Seven hits for the Yankees, including two each by Gardner (homer, double) and Torres (two singles). Hicks (homer, walk) also reached base multiple times. Andujar had his homer and Romine had his infield single, and Stanton, Voit, and Neil Walker worked walks. Walker’s was intentional. Three homers and 2-for-5 with runners in scoring position? The best of both worlds.

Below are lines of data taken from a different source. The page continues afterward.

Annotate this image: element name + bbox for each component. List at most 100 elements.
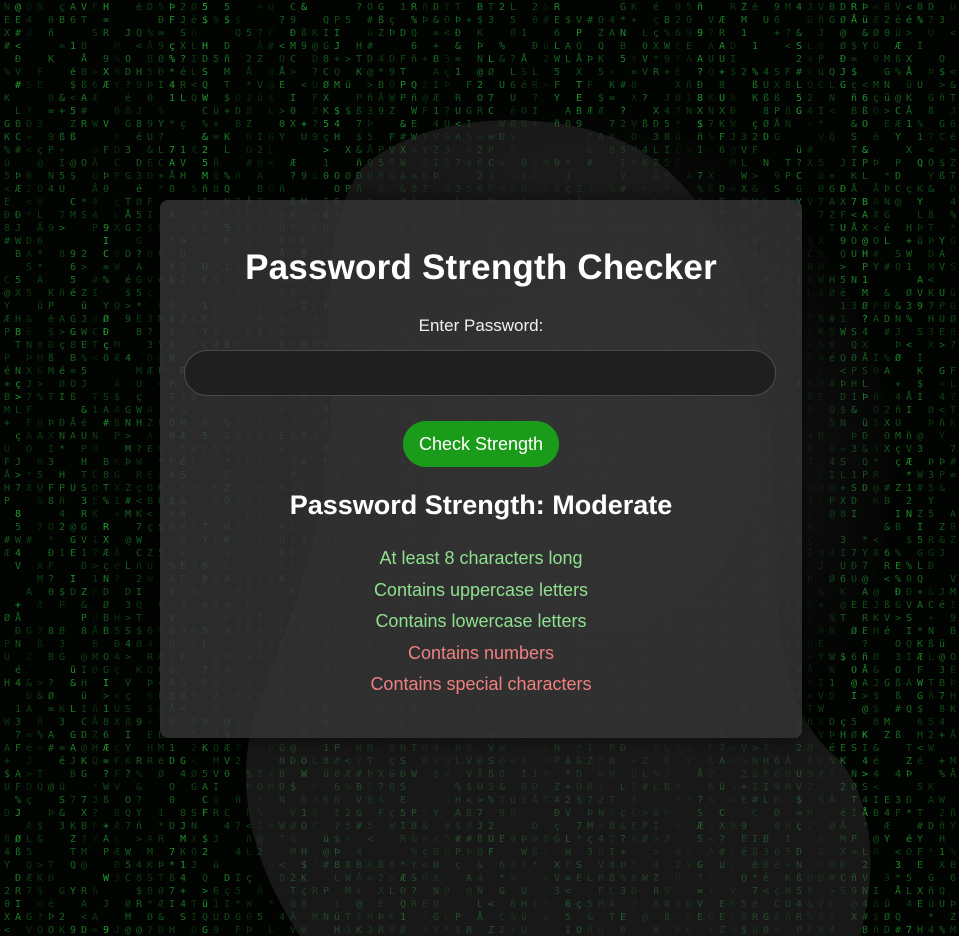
svg-text:G: G	[4, 119, 10, 130]
svg-text:Ø: Ø	[895, 352, 901, 364]
svg-text:<: <	[906, 2, 912, 13]
svg-text:ñ: ñ	[246, 834, 252, 845]
svg-text:?: ?	[708, 28, 714, 39]
svg-text:Y: Y	[136, 808, 142, 819]
svg-text:O: O	[444, 15, 450, 26]
svg-text:Q: Q	[114, 301, 120, 312]
svg-text:Ø: Ø	[158, 768, 164, 780]
svg-text:%: %	[103, 496, 109, 507]
svg-text:D: D	[389, 54, 395, 65]
svg-text:C: C	[103, 249, 109, 260]
svg-text:2: 2	[796, 54, 802, 65]
svg-text:9: 9	[301, 41, 307, 52]
svg-text:P: P	[48, 301, 54, 312]
svg-text:1: 1	[906, 262, 912, 273]
criterion-uppercase: Contains uppercase letters	[160, 579, 802, 611]
svg-text:5: 5	[202, 2, 208, 13]
svg-text:G: G	[92, 171, 98, 182]
svg-text:E: E	[554, 15, 560, 26]
svg-text:U: U	[917, 80, 923, 91]
svg-text:N: N	[26, 340, 32, 351]
svg-text:S: S	[103, 392, 109, 403]
svg-text:L: L	[180, 93, 186, 104]
svg-text:H: H	[37, 197, 43, 208]
svg-text:3: 3	[37, 119, 43, 130]
svg-text:C: C	[488, 106, 494, 117]
svg-text:Q: Q	[70, 860, 76, 871]
svg-text:V: V	[213, 769, 219, 780]
svg-text:T: T	[235, 743, 241, 754]
svg-text:P: P	[785, 171, 791, 182]
svg-text:=: =	[92, 925, 98, 936]
svg-text:5: 5	[114, 626, 120, 637]
svg-text:E: E	[895, 561, 901, 572]
svg-text:6: 6	[37, 236, 43, 247]
svg-text:K: K	[928, 782, 934, 793]
svg-text:V: V	[114, 782, 120, 793]
svg-text:>: >	[939, 340, 945, 351]
criterion-length: At least 8 characters long	[160, 547, 802, 579]
svg-text:5: 5	[125, 860, 131, 871]
svg-text:4: 4	[895, 392, 901, 403]
svg-text:2: 2	[884, 15, 890, 26]
svg-text:Å: Å	[125, 208, 131, 221]
svg-text:7: 7	[257, 28, 263, 39]
svg-text:O: O	[851, 236, 857, 247]
svg-text:%: %	[169, 54, 175, 65]
svg-text:Q: Q	[576, 41, 582, 52]
svg-text:C: C	[818, 80, 824, 91]
svg-text:<: <	[609, 67, 615, 78]
password-input[interactable]	[184, 350, 776, 396]
svg-text:L: L	[862, 171, 868, 182]
svg-text:6: 6	[917, 717, 923, 728]
svg-text:ñ: ñ	[136, 821, 142, 832]
svg-text:F: F	[26, 405, 32, 416]
svg-text:G: G	[70, 327, 76, 338]
svg-text:8: 8	[92, 444, 98, 455]
svg-text:5: 5	[70, 275, 76, 286]
svg-text:H: H	[928, 314, 934, 325]
svg-text:ç: ç	[180, 119, 186, 130]
svg-text:U: U	[708, 54, 714, 65]
svg-text:7: 7	[235, 821, 241, 832]
svg-text:T: T	[15, 340, 21, 351]
svg-text:L: L	[191, 41, 197, 52]
svg-text:0: 0	[884, 28, 890, 39]
svg-text:+: +	[4, 379, 10, 390]
svg-text:<: <	[4, 184, 10, 195]
svg-text:3: 3	[928, 327, 934, 338]
svg-text:ü: ü	[37, 301, 43, 312]
svg-text:V: V	[895, 2, 901, 13]
svg-text:ñ: ñ	[59, 496, 65, 507]
svg-text:<: <	[37, 899, 43, 910]
svg-text:E: E	[840, 743, 846, 754]
svg-text:T: T	[851, 145, 857, 156]
svg-text:>: >	[26, 769, 32, 780]
svg-text:P: P	[576, 28, 582, 39]
svg-text:3: 3	[125, 145, 131, 156]
svg-text:@: @	[917, 431, 923, 442]
check-strength-button[interactable]: Check Strength	[403, 421, 559, 467]
svg-text:J: J	[840, 67, 846, 78]
svg-text:J: J	[664, 93, 670, 104]
svg-text:I: I	[917, 392, 923, 403]
svg-text:P: P	[59, 483, 65, 494]
svg-text:8: 8	[323, 54, 329, 65]
svg-text:ü: ü	[81, 691, 87, 702]
svg-text:A: A	[136, 262, 142, 273]
svg-text:S: S	[851, 743, 857, 754]
svg-text:Ø: Ø	[873, 27, 879, 39]
svg-text:ß: ß	[939, 171, 945, 182]
svg-text:O: O	[147, 483, 153, 494]
svg-text:3: 3	[939, 665, 945, 676]
svg-text:+: +	[224, 106, 230, 117]
svg-text:B: B	[81, 821, 87, 832]
svg-text:%: %	[895, 574, 901, 585]
svg-text:=: =	[609, 93, 615, 104]
svg-text:8: 8	[4, 834, 10, 845]
svg-text:9: 9	[213, 925, 219, 936]
svg-text:Z: Z	[246, 119, 252, 130]
svg-text:ß: ß	[862, 106, 868, 117]
svg-text:L: L	[796, 80, 802, 91]
svg-text:6: 6	[862, 93, 868, 104]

And finally, there were 41,026 fans in attendance Friday night, which is notable because it pushes the Yankees over the three million attendance mark for the 20th consecutive season. That is the longest such streak in baseball history. Pretty cool. Still eleven home games remaining too.
Andrew McCutchen’s Yankees debut! And Gary Sanchez’s return! Gonna be a fun day. Masahiro Tanaka and Daniel Norris are the scheduled starters for Saturday’s game, which is a 4pm ET start. Norris will becoming off the disabled list to make that start. He’s been out since April with groin surgery.